Philanthropy must be proactive rather than reactive, must grab opportunities as they emerge, and must apply its collective intelligence to a fundamental question: how can we use the climate crisis as a catalyst for systemic change that creates a more just and equal society? In a country marked by profound inequality, climate action offers a rare chance to reimagine our social contract, to centre those most vulnerable and to build systems that work for everyone, not just the privileged few.

This is a way of ensuring the sustainability of philanthropic missions while strengthening the national climate response and at the same time entrenching a more socially just society.

A moment rich with agency

The messages from Belém reveal a sobering global truth: the world will not deliver the scale of climate action we hoped for.

But they also surface a hopeful South African truth, something we have realised at other moments of peril in the history of our country: we have the capacity, knowledge, networks and leadership to shape our own path forward.

Organised philanthropy can contribute meaningfully to that path.

If boards embrace climate risk, if philanthropists see the climate connections to their giving, and if funders collaborate rather than operate in silos, South Africa can build a future that is not only resilient, but more just and more equal than the present.

The future is not predetermined. It is shaped by the choices we make now.

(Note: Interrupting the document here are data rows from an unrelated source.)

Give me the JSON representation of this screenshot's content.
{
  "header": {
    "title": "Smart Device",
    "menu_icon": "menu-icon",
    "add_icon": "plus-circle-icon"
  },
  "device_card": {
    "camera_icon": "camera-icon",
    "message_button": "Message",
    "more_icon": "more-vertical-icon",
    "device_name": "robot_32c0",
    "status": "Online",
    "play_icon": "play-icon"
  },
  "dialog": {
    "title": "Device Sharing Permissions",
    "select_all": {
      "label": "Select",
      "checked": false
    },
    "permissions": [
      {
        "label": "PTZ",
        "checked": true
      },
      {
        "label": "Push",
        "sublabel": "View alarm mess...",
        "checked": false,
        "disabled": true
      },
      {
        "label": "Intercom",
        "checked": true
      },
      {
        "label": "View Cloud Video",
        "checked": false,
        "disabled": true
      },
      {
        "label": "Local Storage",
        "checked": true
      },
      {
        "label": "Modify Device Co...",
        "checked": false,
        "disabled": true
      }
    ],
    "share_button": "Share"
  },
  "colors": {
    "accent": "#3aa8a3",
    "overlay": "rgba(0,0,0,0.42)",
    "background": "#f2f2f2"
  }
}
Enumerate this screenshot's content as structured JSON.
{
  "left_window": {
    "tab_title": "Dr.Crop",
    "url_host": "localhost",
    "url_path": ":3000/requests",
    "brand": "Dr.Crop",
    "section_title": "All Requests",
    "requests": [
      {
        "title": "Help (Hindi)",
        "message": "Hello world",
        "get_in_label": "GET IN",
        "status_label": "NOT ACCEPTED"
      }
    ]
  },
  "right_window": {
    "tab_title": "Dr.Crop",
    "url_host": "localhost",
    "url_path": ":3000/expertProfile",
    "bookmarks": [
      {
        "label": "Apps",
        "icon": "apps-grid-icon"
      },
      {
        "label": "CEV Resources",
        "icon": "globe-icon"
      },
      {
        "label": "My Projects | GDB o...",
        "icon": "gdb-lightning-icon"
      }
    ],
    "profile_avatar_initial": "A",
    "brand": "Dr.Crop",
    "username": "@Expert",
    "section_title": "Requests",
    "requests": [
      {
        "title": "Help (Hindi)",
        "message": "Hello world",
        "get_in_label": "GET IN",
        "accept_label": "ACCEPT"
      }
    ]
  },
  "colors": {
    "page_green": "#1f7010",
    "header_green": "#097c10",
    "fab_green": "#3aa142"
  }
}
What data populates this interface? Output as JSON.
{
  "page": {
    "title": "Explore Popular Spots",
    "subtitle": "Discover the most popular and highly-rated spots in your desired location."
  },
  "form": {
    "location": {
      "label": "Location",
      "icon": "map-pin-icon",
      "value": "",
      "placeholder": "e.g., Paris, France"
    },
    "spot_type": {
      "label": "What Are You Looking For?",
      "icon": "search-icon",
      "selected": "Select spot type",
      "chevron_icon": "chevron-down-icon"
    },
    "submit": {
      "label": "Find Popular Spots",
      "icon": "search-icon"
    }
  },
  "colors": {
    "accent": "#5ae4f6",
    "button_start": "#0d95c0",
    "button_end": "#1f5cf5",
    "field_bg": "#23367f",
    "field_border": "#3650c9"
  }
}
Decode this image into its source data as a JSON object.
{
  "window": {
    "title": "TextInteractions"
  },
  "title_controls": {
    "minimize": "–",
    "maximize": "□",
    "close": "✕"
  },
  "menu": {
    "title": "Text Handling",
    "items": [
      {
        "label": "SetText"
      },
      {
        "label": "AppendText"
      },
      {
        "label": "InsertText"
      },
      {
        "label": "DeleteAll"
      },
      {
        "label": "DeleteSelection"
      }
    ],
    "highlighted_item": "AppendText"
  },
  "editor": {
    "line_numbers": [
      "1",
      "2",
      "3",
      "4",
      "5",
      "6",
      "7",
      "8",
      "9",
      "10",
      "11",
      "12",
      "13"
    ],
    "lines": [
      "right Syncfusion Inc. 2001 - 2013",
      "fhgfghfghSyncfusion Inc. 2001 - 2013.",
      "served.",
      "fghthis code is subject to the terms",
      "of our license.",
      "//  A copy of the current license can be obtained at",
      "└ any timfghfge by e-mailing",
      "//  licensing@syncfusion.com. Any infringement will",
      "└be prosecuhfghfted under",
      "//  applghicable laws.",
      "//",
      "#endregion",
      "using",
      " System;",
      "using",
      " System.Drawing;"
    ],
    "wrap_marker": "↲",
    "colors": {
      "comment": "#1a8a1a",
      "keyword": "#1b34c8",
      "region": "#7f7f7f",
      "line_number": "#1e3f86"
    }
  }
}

Philanthropy has the tools. The country has the knowledge. Communities have the solutions. DM

Louise Driver is executive director of the Independent Philanthropy Association of South Africa, a membership-based philanthropy forum which promotes, advances and supports philanthropy in South Africa. Before joining Ipasa, Louise was CEO of the Children’s Hospital Trust at the Red Cross War Memorial Children’s Hospital.

Dr Zuziwe Khuzwayo is the social justice project manager at Ipasa, where she coordinates a network of local and international donors who advocate for more social justice funding in South Africa. Previously, she worked at the Ford Foundation as a global programme associate, focusing on gender-based violence affecting women, girls, LGBTQI+ individuals, indigenous women and disabled women.